Cyberattacks and trade deficits: these were certainly on the agenda during the two-day meeting between President Barack Obama and Chinese leader Xi Jinping in southern California this past weekend. China showed no contrition about cyberespionage (the topic was overshadowed by last week’s disclosures about the U.S.’s own cyberwarfare activities) but some progress emerged on the one topic that politicians within the U.S. can’t agree on: climate change.
Emphasizing a spirit of cooperation, Obama called for joint efforts to address climate change, including sharing about clean-energy technologies and significantly cutting back on “super greenhouse gas” production — on the hydrofluorocarbons (HFC) used in air conditioners and refrigerators.
While China seems to be serious about the pollution it generates within its own borders, many questions remain about its concern for environmental issues around the world, especially in the many places in which it has invested.
China and HFCs
China, the world’s largest producer of HFCs, has so far resisted demands to lower its reliance on them. As of April, it agreed to end HFC production by 2030, spurred by a $385 million aid package put forward under the Montreal Protocol.
China has held out from agreeing to binding commitments, arguing that doing so would be unfair in view of its state of development. Numerous reports about air pollution in major cities and mismanagement of environmental resources as China develops mines in Tibet have only contributed to the sense that Beijing, while investing in solar power and other forms of green energy, is not really serious about environmental issues.
With China’s economy ranked the second-largest in the world and with predictions that it will surpass the U.S. for the #1 spot in a matter of years, it seems it is time to reconsider claims that China cannot implement more stringent environmental regulations out of fears of hampering development. As one sign of its seemingly ever-growing economic might, China has been investing heavily around the world in what amounts to the building of an “economic empire,” as Heriberto Araújo and Juan Pablo Cardenal recently write in the New York Times.
China’s Growing Economic Empire
Here are just some of the places where China’s influence is growing:
The Export-Import Bank of China is assisting in the building of three hydroelectric dams in Ecuador including the $2.3 billion Coca Codo Sinclair Dam — a 1,500 megawatt project that could damage the country’s highest waterfall, San Rafael Falls (pictured above). The falls are part of the Sumaco Biosphere Reserve, which is located in the biodiverse transition zone between the Andes and Amazon.
China also has a hand in the biggest engineering project in Africa, the Merowe Dam on the Nile in Sudan. This hydroelectric dam has been described as one of the “most destructive” in the world. It has a capacity of 1,250 megawatts and has more than doubled Sudan’s electricity generation — and has displaced some 50,000 people.
China has also invested billions of dollars in Sudan’s oil, but shown little regard for human rights. While China has shown some support for peacekeepers in Darfur, the country has abstained from voting on most United Nations measures that are intended to “entice or force Sudan to protect human rights there,” according to NPR.

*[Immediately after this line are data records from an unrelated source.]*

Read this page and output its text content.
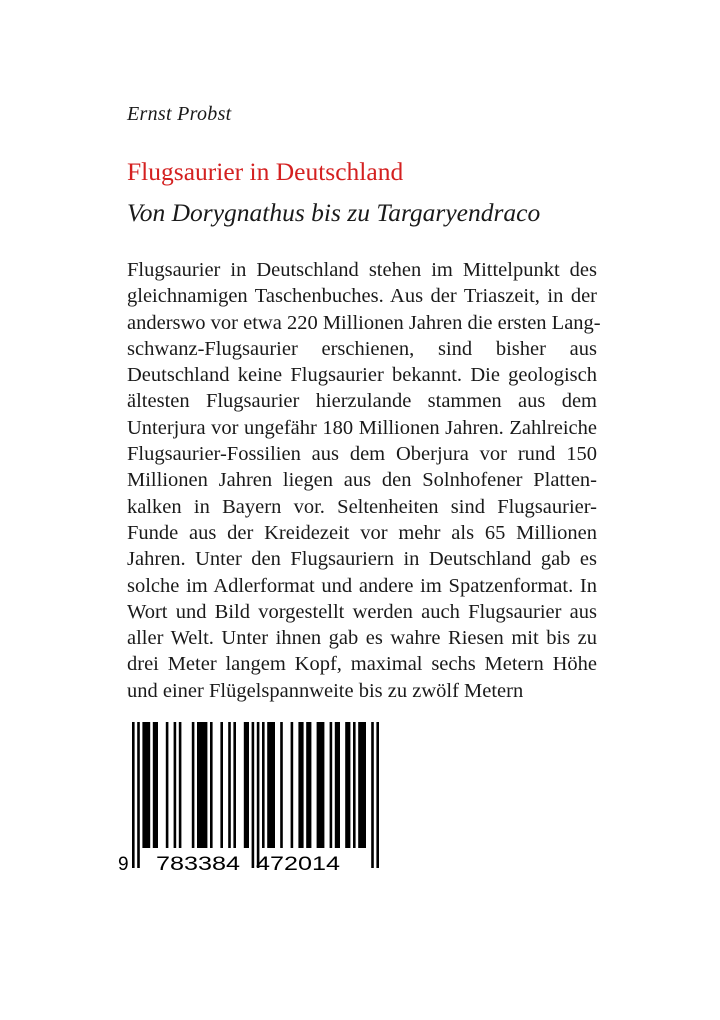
Ernst Probst
Flugsaurier in Deutschland
Von Dorygnathus bis zu Targaryendraco
Flugsaurier in Deutschland stehen im Mittelpunkt des
gleichnamigen Taschenbuches. Aus der Triaszeit, in der
anderswo vor etwa 220 Millionen Jahren die ersten Lang-
schwanz-Flugsaurier erschienen, sind bisher aus
Deutschland keine Flugsaurier bekannt. Die geologisch
ältesten Flugsaurier hierzulande stammen aus dem
Unterjura vor ungefähr 180 Millionen Jahren. Zahlreiche
Flugsaurier-Fossilien aus dem Oberjura vor rund 150
Millionen Jahren liegen aus den Solnhofener Platten-
kalken in Bayern vor. Seltenheiten sind Flugsaurier-
Funde aus der Kreidezeit vor mehr als 65 Millionen
Jahren. Unter den Flugsauriern in Deutschland gab es
solche im Adlerformat und andere im Spatzenformat. In
Wort und Bild vorgestellt werden auch Flugsaurier aus
aller Welt. Unter ihnen gab es wahre Riesen mit bis zu
drei Meter langem Kopf, maximal sechs Metern Höhe
und einer Flügelspannweite bis zu zwölf Metern
9 783384 472014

Chinese company Cosco leased (for 500 euros or $647 million) half of the Greek port of Piraeus in 2010. The half now run by the Chinese is bustling and handling a far heavier volume of cargo than the half still owned by Greece, where workers have relatively higher wages and work according to labor rules.
Greece’s unions indeed fought the Chinese taking over half of the Piraeus’ port. As one Greek ex-employee of Cosco says, Chinese investment has resulted in “Chinese labor standards” in which workers’ safety is routinely compromised and one can be fired at any moment.
Last year, Greenland (whose minimum wage is one of the highest in the world) passed legislation that allowed for foreign workers in the country to earn salaries below the local legal minimum wage. That is, Greenland changed its own law in a concession to China, to gain access to its money and experience to develop resources in Arctic territory.
Chinese companies had said they would only invest in the “high-risk, costly exploitation of Greenland’s vast mining resources” if thousands of low-wage Chinese employees could be allowed to work in the country.
5. United States
Last week, a Chinese company, Shuanghui, made a bid to take over U.S. company Smithfield Foods, opening questions about food safety in the wake of numerous reports, and academic studies, of excessive antibiotic use on Chinese farms. Other American businesses that Chinese companies have taken over include IBM’s personal computing division and AMC movie theaters; China has also invested in a number of energy companies.
In addition, China has also become a major investor in Germany and Australia and controls oil pipelines that crisscross Asia from Turkmenistan to China.
As Araújo and Cardenal write, “it is China that needs to adapt to the world, not the other way around.” We need to hold China to its promises about reducing HFC use and also, with an eye on its growing influence around the word, fight to protect environmental resources and human and workers’ rights.
Maybe Beijing will clean up its air, but what good is this if China’s economic investments are polluting the rest of the world?